As one of California’s 183,000 “Dreamers” — the name for beneficiaries of the Deferred Action for Childhood Arrivals program, or DACA — she was vastly relieved by Biden’s victory. The program is the Obama-era policy offering protection from deportation to those brought to America illegally when they were children. Trump had long sought to end the program, which would have opened Lopez and her fellow “Dreamers” to deportation, even though they have no other home.

Calling Trump’s efforts to end DACA “cruel and counterproductive,” Biden has vowed to work from Day 1 to create a path to citizenship for “Dreamers.”

“I don’t dwell on it too much,” said Lopez, during her lunch break on Monday.
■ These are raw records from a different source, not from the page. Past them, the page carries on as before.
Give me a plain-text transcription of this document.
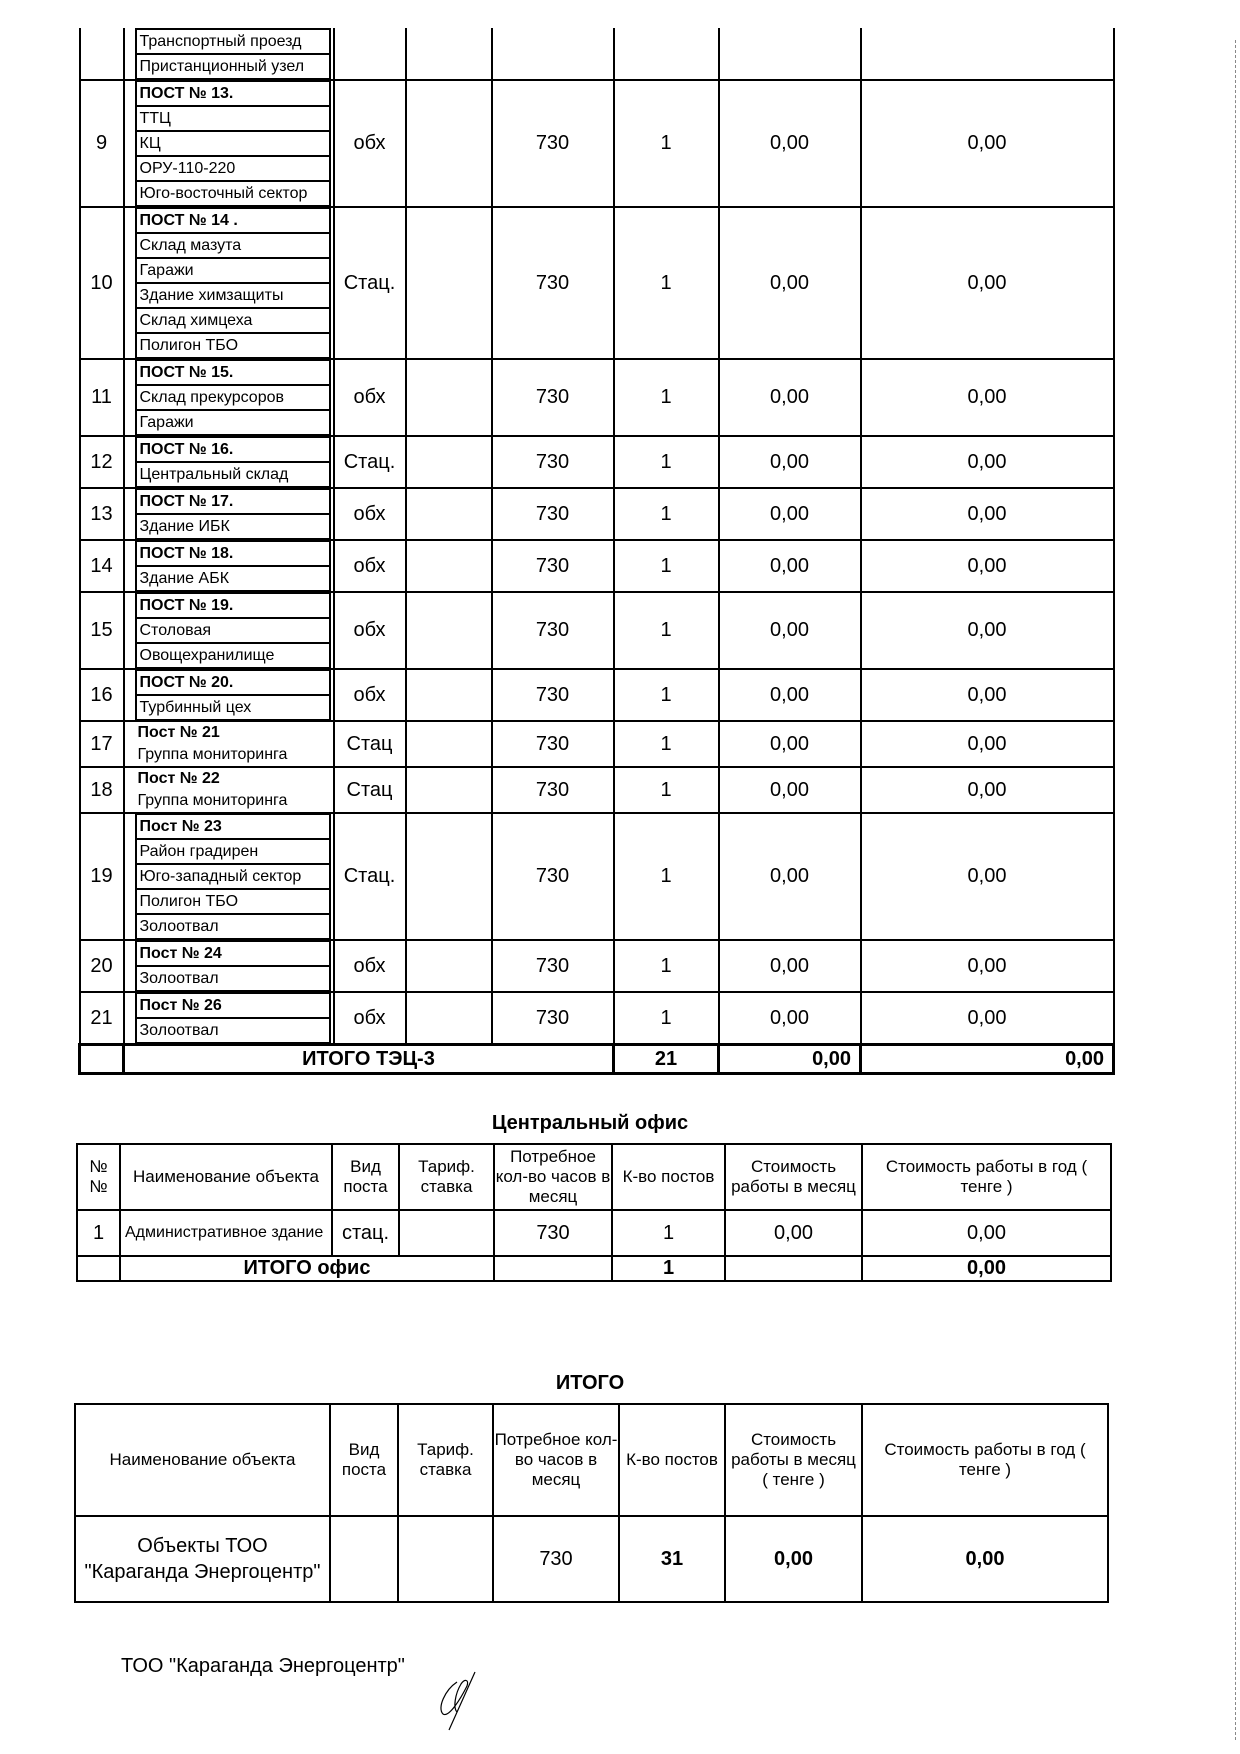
	Транспортный проезд
Пристанционный узел

9	ПОСТ № 13.
ТТЦ
КЦ
ОРУ-110-220
Юго-восточный сектор	обх		730	1	0,00	0,00
10	
ПОСТ № 14 .
Склад мазута
Гаражи
Здание химзащиты
Склад химцеха
Полигон ТБО
	Стац.		730	1	0,00	0,00
11	ПОСТ № 15.
Склад прекурсоров
Гаражи	обх		730	1	0,00	0,00
12	ПОСТ № 16.
Центральный склад	Стац.		730	1	0,00	0,00
13	ПОСТ № 17.
Здание ИБК	обх		730	1	0,00	0,00
14	ПОСТ № 18.
Здание АБК	обх		730	1	0,00	0,00
15	ПОСТ № 19.
Столовая
Овощехранилище	обх		730	1	0,00	0,00
16	ПОСТ № 20.
Турбинный цех	обх		730	1	0,00	0,00
17	Пост № 21
Группа мониторинга	Стац		730	1	0,00	0,00
18	Пост № 22
Группа мониторинга	Стац		730	1	0,00	0,00
19	Пост № 23
Район градирен
Юго-западный сектор
Полигон ТБО
Золоотвал	Стац.		730	1	0,00	0,00
20	Пост № 24
Золоотвал	обх		730	1	0,00	0,00
21	Пост № 26
Золоотвал	обх		730	1	0,00	0,00
	ИТОГО ТЭЦ-3				21	0,00	0,00
Центральный офис
№ №	Наименование объекта	Вид поста	Тариф. ставка	Потребное кол-во часов в месяц	К-во постов	Стоимость работы в месяц	Стоимость работы в год ( тенге )
1	Административное здание	стац.		730	1	0,00	0,00
	ИТОГО офис				1		0,00
ИТОГО
Наименование объекта	Вид поста	Тариф. ставка	Потребное кол-во часов в месяц	К-во постов	Стоимость работы в месяц ( тенге )	Стоимость работы в год ( тенге )

Объекты ТОО
"Караганда Энергоцентр"			730	31	0,00	0,00
ТОО "Караганда Энергоцентр"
She finds it more productive to “focus on these goals I’ve set for myself, and not get too down about the progress that was supposed to be made, but hasn’t been made, because it’s so hard for people to agree.”

Pleased as she was by Biden’s election, Lopez saw a practical upside in the rise of Trump, whose open racism brought many like-minded Americans into the light. Trump, she said, “made it safer for those people to express themselves.”

“It’s obviously kind of ugly to look at,” she said, “but it might be a good thing for people to see this, to have it out in the open.

“I’d like to think we can only go up from here,” she said.